Science
In reply to the discussion: Is interstellar travel possible? [View all]samson212
(83 posts)The whole point of the Alcubierre drive is that there's no thrust involved. Rather than using a conventional engine (with which you're right, it would be impossible to approach relativistic speeds much less accomplish interstellar travel) this kind of engine actually compresses / expands space-time in front of and behind the vehicle. The ship would be in a locally flat region of space-time, i.e. a non-accelerated frame, so the rocket equation is completely irrelevant. You can call them kooks if you want, but it won't stop scientists from investigating the actual science that is involved here.

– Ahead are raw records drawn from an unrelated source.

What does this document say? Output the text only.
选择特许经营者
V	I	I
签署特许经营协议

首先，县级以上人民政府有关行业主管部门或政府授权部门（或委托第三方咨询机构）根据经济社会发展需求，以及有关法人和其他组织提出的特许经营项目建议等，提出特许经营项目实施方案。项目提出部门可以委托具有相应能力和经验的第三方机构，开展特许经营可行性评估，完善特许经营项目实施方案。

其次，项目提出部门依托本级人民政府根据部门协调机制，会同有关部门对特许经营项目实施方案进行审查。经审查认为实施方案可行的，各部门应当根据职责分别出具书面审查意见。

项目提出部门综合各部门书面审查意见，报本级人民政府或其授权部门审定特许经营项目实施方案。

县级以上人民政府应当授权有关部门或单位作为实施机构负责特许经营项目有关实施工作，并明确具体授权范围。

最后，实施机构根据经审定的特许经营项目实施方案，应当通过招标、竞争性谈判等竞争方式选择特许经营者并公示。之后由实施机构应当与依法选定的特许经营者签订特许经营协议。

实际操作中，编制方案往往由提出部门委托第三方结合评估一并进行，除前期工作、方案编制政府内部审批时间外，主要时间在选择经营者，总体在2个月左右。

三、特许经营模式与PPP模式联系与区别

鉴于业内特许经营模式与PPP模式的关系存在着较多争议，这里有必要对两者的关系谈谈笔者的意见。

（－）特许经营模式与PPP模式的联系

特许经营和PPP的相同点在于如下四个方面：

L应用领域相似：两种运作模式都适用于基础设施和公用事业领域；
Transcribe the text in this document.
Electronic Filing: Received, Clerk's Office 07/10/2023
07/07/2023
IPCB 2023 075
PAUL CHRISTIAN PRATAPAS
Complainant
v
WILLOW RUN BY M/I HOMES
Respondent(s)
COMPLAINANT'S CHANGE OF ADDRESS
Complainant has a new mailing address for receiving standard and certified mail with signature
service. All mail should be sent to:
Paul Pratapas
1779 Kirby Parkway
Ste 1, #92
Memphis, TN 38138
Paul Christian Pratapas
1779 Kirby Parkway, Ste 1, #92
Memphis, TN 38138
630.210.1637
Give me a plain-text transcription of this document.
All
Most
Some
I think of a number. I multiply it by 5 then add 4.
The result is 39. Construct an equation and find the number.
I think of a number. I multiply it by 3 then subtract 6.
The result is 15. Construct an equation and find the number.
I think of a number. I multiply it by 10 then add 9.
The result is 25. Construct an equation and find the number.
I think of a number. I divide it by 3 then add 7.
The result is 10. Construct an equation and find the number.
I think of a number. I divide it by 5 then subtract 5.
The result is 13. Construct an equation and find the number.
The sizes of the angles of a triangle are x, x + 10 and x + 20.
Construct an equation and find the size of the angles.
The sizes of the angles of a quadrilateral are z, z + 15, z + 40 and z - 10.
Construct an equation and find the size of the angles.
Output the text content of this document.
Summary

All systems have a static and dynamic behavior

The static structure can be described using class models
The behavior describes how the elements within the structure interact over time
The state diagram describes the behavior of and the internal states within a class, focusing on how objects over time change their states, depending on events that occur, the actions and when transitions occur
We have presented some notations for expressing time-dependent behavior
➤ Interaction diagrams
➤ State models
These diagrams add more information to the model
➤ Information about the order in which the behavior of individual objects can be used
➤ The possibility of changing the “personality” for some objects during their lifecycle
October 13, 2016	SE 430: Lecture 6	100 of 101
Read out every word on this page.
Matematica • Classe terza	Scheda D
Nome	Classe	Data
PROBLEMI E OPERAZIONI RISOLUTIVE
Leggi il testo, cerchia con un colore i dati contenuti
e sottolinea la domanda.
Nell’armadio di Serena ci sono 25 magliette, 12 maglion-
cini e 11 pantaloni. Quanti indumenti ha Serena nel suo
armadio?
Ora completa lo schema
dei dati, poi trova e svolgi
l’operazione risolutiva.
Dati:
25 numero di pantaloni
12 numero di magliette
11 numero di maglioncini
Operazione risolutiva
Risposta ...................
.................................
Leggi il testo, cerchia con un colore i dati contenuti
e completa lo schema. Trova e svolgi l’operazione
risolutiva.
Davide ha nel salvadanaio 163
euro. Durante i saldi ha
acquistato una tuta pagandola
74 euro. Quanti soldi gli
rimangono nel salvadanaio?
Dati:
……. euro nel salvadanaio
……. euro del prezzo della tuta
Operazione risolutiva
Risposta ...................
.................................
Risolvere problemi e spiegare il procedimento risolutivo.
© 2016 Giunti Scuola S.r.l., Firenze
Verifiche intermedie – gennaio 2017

There are a lot of real issues with the science. An initial problem was that, should the mathematical issues be worked out, the amounts of energy that would theoretically be required to operate such a drive are astronomical. Literally. Like, more than the energy of the entire universe. Recently, theoretical physicists have been able to reduce the requirements to more 'manageable' numbers, to something more like the energy contained in the Voyager 1 probe. Still, you'd have to convert the whole thing to energy, which we don't have a way to do. It's a lot of energy.
Another problem I've heard is that there may not be a way to safely collapse the bubble once you've built it, so you could travel across the universe in the blink of an eye, but you'd just keep right on going out into the void, never being able to return to normal space. I've also heard it said that if you could collapse such a bubble, all of the energy you used to erect it would be catastrophically released, completely annihilating anything nearby...
But this is a real scientific theory. It may be shown to be incorrect when we figure out quantum gravity, but there's definitely real mathematics behind it.